Studio album by Ronghao Li
- Released: January 22, 2016
- Genre: Mandopop; Pop;
- Length: 53:04
- Label: Warner Music Taiwan
- Producer: Ronghao Li

Ronghao Li chronology
| Li Ronghao (2014) | An Ideal (2016) |  |

Singles from An Ideal
- "Turnaround" Released: May 27, 2015; "Stubborn Love" Released: April 28, 2015; "Wild Animals" Released: December 28, 2015; "Full House" Released: January 11, 2016;

= An Ideal =

An Ideal (有理想 (Yǒu Líxiǎng)) is the third studio album by Chinese singer-songwriter Ronghao Li, released on January 22, 2016, by Warner Music Taiwan. The album contains 11 songs, with the album's total length being 53:04 minutes.

== Information ==
The following is the official comment on An Ideal's release: "Staying ordinary in an extraordinary world, with his (Ronghao Li) music, slowly disintegrating the veil of lies we've been wearing. They call it an ideal, something extraordinary, but at the same time ordinary.
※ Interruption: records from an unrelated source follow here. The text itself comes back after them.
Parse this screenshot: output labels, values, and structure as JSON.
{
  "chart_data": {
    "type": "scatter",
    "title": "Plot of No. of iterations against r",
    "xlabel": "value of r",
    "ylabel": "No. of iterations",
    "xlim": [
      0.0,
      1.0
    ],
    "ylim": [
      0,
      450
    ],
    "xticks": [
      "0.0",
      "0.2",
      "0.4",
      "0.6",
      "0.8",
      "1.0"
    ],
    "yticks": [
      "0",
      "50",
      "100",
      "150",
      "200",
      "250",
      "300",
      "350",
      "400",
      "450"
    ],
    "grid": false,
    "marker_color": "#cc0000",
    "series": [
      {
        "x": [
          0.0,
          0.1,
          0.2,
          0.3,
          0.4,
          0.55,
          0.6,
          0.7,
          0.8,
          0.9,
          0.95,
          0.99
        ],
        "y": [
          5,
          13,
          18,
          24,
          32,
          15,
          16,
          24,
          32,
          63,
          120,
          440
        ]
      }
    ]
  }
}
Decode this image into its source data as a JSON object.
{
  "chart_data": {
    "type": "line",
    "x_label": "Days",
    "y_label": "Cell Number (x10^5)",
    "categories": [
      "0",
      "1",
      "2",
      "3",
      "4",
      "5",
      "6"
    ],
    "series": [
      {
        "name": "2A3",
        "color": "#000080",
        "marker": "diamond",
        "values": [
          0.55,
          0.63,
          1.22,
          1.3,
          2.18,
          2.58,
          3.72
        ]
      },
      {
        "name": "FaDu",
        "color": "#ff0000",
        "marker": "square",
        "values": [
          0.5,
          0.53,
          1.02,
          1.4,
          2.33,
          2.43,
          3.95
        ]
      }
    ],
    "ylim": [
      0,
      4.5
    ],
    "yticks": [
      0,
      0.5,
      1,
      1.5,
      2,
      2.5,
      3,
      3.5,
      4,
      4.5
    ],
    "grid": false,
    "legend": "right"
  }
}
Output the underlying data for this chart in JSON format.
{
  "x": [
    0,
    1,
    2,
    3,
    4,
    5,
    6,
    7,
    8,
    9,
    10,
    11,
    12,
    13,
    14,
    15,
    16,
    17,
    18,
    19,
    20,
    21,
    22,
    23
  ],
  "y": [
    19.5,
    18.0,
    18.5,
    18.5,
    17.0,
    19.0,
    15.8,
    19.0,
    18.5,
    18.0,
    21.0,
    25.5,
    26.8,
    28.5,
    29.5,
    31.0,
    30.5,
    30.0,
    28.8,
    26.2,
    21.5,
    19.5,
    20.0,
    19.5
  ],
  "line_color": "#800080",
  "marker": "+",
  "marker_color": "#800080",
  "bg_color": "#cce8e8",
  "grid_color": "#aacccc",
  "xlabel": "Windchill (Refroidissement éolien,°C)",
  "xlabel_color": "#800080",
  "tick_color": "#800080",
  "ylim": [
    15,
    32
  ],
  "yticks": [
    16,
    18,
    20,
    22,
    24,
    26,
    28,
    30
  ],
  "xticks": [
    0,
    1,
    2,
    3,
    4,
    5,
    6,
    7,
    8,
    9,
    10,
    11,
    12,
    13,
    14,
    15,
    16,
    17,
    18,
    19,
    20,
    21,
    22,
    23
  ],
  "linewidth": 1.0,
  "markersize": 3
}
Even though stumbled over rocks and lost our ways in the mist, it doesn't mean it's over. Living in the day, living in the night, venturing through this metropolis, we all see things with our own way. But why not observe our world with Ronghao Li's perspective. See things in a new way. See loneliness in a new way. See sadness in a new way. In a brighter way. And sing our ideals."

==Track listing==

| No. | Title | Lyrics | Music | Translation | Length |
|---|---|---|---|---|---|
| 1. | "野生動物" | Wyman Wong | Ronghao Li | Wild Animals | 4:55 |
| 2. | "滿座" | Ronghao Li | Ronghao Li | Full House | 5:32 |
| 3. | "有理想" | Ronghao Li | Ronghao Li | An Ideal | 3:48 |
| 4. | "爸爸媽媽" | Ronghao Li | Ronghao Li | Mama & Papa | 4:44 |
| 5. | "流行歌曲" | Ronghao Li | Ronghao Li | Popular Song | 4:19 |
| 6. | "優點" | Ronghao Li | Ronghao Li | Merit | 5:11 |
| 7. | "不將就" | Wyman Wong | Ronghao Li | Can't Bear It | 5:13 |
| 8. | "心裡面" | Ronghao Li | Ronghao Li | In My Heart | 4:59 |
| 9. | "女孩" | Ronghao Li, Dawei Ge (葛大為) | Ronghao Li | Girls | 4:28 |
| 10. | "宛若新生" | Ronghao Li | Ronghao Li | Turnaround | 3:46 |
| 11. | "大太陽" | Ronghao Li | Ronghao Li | The Big Sun | 6:05 |
| Total length: |  |  |  |  | 53:04 |

== Critical reception ==
An Ideal has average to positive reviews on Douban, which is the Chinese equivalent of IMDB, 6.6 out of 10, with 1669 critics and listeners, with most of them (33.5%) giving the album 3/5 stars. Most of the audience gave the album 1 to 3 stars whilst the critics gave the album 3-5 stars out of 5. Most of the critics commented on Ronghao Li's slight change of style, commenting "kind of disappointing", "lyrics sounds great, music sounds rushed", etc. Most of the audience thought that this album is "bland and boring". However, some critics praised Ronghao Li's change of style, and some thought that the album's quality is still very high. Most audiences and critics, however, came to a consensus that the overall quality has, in fact, fallen, compared to the previous albums.

== Awards ==
On 15 April 2016, An Ideal won the Chinese Album of the Year award.